Juncker to announce measures to crack down on Chinese high-tech investment in EU
Plans for stricter vetting to be laid out during “State of the Union” speech Wednesday
European Commission President Jean-Claude Juncker will finally reveal more details on long-awaited screening measures for Chinese takeovers in sensitive industries when he speaks to the European Parliament on Wednesday.
The moves come amid a surge in Chinese investment in high-tech manufacturing, infrastructure and energy sectors, and concerns that EU protections lag behind other major economies, such as the US — not to mention the heavy restrictions China itself places on investment. Only 13 out of the EU’s 28 member states have formal systems to monitor the national security implications of takeovers.

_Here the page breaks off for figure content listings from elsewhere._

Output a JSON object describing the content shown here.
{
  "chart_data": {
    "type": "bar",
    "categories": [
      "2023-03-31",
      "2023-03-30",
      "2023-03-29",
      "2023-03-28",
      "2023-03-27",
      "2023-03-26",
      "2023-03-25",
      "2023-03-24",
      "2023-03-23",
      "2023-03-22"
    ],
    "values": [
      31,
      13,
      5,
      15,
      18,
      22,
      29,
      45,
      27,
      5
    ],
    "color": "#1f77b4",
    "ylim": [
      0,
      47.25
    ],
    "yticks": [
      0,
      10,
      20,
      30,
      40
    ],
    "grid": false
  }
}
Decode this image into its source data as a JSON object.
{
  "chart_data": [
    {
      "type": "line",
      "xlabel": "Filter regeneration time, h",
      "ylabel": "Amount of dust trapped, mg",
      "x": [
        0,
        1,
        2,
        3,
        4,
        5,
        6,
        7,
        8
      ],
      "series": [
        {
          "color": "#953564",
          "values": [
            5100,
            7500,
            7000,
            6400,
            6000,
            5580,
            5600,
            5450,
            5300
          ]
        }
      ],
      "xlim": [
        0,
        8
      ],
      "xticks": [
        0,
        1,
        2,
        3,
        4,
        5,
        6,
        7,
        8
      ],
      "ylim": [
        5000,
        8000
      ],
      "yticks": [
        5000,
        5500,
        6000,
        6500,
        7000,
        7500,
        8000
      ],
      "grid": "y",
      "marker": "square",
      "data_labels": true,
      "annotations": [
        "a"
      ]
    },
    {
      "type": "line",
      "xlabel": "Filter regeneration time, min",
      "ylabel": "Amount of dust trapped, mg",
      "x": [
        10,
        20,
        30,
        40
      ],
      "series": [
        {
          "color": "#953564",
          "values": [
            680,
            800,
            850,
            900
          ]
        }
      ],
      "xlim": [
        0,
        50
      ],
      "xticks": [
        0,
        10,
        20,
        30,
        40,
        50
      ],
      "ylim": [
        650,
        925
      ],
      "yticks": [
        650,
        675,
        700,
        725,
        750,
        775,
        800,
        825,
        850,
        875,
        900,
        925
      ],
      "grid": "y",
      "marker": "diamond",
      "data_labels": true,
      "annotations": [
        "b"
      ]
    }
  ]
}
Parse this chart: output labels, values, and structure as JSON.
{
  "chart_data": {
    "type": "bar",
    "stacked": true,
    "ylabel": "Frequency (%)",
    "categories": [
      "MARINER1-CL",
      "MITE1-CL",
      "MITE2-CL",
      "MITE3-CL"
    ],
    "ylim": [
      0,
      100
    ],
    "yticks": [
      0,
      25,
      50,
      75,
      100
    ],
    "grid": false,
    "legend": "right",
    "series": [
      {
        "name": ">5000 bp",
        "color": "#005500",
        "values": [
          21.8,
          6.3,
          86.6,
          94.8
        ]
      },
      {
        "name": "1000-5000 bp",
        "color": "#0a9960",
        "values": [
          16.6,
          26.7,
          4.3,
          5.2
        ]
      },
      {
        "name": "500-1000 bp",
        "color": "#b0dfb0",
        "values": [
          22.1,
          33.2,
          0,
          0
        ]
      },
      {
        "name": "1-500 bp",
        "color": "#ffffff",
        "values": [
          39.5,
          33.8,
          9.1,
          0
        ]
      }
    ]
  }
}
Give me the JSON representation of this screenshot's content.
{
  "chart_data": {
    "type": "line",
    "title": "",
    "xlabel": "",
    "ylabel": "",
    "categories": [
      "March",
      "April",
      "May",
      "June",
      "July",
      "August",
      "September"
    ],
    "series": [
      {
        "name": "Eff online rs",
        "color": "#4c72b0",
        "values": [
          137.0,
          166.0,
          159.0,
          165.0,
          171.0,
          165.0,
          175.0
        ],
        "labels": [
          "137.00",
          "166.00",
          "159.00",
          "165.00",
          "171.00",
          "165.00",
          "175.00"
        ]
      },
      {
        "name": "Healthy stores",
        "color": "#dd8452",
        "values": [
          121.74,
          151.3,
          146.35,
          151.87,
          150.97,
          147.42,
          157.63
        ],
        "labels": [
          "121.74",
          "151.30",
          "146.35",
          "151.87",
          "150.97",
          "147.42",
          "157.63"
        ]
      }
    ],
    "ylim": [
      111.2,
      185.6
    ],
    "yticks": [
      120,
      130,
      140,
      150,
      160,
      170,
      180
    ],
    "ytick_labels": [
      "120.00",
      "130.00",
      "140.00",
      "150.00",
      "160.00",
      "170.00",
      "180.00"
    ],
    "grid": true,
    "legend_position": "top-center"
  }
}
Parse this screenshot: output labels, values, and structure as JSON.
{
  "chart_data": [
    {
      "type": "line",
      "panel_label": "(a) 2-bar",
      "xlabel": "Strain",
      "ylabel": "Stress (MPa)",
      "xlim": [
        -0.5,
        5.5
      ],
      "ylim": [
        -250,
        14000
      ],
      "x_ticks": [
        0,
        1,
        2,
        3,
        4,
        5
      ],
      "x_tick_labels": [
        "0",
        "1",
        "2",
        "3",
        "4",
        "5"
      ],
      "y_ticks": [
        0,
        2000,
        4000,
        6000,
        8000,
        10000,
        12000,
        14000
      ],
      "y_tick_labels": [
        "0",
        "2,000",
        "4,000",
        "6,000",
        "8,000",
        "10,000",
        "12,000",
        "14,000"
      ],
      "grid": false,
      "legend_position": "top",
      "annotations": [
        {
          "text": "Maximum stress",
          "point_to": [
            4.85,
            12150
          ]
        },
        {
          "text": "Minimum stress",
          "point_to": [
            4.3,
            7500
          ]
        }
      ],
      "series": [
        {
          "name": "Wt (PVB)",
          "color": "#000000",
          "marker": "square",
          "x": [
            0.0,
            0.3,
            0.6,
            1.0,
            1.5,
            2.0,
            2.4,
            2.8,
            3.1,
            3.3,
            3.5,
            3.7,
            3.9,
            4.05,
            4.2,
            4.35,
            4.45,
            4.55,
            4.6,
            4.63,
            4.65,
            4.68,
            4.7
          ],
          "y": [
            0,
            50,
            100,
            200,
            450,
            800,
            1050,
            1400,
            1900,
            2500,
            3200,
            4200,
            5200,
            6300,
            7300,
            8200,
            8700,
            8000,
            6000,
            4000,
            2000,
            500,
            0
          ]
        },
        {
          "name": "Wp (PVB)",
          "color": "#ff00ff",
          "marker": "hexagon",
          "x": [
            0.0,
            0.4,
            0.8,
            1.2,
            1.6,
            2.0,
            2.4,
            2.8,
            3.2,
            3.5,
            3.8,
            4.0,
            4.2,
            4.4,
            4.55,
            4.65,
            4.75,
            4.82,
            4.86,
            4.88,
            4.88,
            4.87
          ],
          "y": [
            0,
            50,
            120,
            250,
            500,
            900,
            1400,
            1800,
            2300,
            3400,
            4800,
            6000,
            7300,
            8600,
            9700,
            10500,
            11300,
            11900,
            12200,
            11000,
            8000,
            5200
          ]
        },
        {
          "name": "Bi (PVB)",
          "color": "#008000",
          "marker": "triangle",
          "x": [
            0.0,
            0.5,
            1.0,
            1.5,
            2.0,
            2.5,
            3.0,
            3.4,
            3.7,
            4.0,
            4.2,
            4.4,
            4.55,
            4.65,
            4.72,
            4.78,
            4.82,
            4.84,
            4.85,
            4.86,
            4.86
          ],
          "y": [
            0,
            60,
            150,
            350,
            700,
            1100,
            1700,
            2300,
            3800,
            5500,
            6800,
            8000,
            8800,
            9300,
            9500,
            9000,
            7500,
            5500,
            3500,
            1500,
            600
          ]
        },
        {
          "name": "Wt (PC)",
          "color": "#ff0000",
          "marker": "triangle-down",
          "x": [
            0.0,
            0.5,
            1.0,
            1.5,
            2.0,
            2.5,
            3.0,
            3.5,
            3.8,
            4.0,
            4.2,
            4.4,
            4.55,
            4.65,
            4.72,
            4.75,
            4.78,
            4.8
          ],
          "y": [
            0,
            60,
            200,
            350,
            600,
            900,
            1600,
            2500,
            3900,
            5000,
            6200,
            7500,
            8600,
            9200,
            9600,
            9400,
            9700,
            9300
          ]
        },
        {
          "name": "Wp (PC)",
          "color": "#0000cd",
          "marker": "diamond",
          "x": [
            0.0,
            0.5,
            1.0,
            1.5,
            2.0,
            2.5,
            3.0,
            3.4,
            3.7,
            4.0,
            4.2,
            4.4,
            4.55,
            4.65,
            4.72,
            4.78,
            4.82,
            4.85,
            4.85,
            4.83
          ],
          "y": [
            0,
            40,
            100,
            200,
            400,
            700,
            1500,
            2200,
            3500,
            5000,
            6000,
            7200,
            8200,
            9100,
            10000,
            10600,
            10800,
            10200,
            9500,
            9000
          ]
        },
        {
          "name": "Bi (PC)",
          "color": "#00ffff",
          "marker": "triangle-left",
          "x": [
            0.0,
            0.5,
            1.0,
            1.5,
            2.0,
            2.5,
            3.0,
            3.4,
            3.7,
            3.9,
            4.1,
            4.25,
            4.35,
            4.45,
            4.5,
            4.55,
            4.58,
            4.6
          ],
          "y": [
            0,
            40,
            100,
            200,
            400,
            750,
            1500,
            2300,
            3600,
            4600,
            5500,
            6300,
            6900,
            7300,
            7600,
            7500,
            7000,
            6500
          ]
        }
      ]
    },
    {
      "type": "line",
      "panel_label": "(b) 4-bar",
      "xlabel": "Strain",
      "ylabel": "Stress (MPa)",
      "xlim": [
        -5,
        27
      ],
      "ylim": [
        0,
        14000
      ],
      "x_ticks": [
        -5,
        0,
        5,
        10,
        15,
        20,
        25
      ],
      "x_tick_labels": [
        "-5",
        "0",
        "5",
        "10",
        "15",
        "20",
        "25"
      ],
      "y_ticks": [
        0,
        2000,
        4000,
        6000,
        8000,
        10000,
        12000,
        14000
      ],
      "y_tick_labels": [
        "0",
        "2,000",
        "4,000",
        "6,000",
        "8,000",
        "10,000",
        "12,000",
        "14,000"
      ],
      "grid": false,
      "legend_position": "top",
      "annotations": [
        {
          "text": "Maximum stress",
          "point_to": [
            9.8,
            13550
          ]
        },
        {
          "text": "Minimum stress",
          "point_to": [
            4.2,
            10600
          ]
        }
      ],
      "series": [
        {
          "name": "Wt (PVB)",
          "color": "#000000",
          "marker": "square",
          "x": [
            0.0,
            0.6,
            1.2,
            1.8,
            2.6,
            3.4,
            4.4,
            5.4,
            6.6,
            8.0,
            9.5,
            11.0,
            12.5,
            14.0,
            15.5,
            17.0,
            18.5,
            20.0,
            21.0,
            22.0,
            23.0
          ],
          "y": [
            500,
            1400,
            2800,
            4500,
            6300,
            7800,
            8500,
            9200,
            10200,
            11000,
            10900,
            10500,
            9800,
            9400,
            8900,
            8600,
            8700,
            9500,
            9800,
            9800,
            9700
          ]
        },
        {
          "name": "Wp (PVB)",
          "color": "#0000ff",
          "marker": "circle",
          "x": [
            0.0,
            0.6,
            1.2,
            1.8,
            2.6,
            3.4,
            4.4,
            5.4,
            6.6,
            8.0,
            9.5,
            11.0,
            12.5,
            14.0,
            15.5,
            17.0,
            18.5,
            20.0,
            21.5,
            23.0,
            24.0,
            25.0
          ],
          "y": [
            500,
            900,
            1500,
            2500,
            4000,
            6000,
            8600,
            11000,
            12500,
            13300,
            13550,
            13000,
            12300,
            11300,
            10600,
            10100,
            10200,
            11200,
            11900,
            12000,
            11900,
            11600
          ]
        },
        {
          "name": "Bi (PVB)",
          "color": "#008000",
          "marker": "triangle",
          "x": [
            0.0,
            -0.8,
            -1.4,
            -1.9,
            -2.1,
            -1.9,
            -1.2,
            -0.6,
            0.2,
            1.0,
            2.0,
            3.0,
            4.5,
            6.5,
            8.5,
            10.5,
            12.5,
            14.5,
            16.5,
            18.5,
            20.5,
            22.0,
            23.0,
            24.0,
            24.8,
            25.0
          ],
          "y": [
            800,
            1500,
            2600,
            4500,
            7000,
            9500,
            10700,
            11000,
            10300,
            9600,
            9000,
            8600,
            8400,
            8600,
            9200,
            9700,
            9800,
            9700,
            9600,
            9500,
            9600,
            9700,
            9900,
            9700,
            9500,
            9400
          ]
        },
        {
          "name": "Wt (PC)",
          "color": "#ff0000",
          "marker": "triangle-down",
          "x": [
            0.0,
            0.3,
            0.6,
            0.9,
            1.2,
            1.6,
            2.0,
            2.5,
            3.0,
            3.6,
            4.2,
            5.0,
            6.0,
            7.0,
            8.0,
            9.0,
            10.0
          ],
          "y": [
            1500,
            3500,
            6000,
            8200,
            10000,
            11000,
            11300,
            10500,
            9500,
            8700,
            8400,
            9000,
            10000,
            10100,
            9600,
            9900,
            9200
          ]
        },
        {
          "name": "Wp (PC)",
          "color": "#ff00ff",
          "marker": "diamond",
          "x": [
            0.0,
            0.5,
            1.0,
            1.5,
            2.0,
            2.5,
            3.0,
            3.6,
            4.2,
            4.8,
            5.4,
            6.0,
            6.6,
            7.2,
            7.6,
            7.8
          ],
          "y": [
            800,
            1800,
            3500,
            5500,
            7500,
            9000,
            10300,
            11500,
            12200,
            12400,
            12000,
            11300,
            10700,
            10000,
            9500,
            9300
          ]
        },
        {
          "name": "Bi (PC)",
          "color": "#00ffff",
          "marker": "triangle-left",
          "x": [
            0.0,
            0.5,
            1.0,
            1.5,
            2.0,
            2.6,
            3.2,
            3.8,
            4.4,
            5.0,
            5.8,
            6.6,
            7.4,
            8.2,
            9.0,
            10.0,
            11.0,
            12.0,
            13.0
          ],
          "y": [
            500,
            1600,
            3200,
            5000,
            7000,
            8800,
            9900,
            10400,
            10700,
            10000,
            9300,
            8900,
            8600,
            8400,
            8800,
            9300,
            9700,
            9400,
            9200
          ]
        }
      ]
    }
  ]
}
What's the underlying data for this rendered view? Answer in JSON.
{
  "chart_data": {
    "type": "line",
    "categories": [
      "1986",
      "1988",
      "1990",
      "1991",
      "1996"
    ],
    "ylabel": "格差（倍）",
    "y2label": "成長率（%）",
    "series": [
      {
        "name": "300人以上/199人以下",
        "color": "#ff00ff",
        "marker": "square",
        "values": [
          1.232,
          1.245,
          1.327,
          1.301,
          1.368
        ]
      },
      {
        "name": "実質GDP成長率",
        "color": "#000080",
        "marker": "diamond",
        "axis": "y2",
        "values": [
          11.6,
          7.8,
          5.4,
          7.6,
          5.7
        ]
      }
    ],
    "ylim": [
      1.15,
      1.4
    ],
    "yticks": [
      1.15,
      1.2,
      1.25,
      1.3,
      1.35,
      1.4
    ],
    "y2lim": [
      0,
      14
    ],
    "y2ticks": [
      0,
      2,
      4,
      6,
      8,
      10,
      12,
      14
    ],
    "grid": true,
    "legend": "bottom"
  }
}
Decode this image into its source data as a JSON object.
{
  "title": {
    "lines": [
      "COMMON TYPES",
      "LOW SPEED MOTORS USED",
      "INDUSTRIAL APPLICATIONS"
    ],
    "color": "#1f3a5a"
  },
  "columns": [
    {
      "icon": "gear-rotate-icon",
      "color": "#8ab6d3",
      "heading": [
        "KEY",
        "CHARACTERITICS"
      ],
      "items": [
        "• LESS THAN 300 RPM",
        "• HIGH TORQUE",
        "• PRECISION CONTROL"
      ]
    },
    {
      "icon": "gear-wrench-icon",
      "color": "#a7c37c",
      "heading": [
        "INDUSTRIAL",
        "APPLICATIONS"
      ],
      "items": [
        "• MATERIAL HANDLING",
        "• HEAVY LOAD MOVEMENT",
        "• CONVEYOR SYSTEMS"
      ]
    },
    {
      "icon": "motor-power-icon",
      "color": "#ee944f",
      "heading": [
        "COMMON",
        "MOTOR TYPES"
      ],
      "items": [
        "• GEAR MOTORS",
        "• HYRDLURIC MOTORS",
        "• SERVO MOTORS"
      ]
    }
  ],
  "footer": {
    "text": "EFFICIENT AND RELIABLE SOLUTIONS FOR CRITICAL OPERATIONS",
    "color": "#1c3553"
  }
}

Proposals that may be included in the framework include legislation that would allow capitals to block deals if the Chinese buyer is bankrolled by subsidies, or if it is making the acquisition based on Beijing’s political goals. Matthias Machnig, Germany’s secretary of state for the economy advocated such a rule, citing the Chinese takeover of German robotics maker Kuka, Politico reported:
“Look at Kuka and other recent cases in Germany. For cases like that, we want to have the right and legal base for deeper investment probes and want to be able to reject an investment, for example, if it’s not market-driven but state-driven,” Machnig said last week, shortly before Germany was due to submit its own draft regulation to Brussels.
While France and Italy have joined Germany in its push for more vetting, the initiative is not without controversy within the EU. The Netherlands, Nordic countries and Greece are wary such rules would become a barrier to valuable investment, according to the Financial Times.
But China has forced the EU’s hand, Alicia Garcia-Herrero, a senior fellow at the Bruegal think-tank told the FT. “You could say that the commission is being pushed to react, not to have a more protectionist approach generally, but to have one to China… But rightly so — China is not open to us, it is increasingly closed.”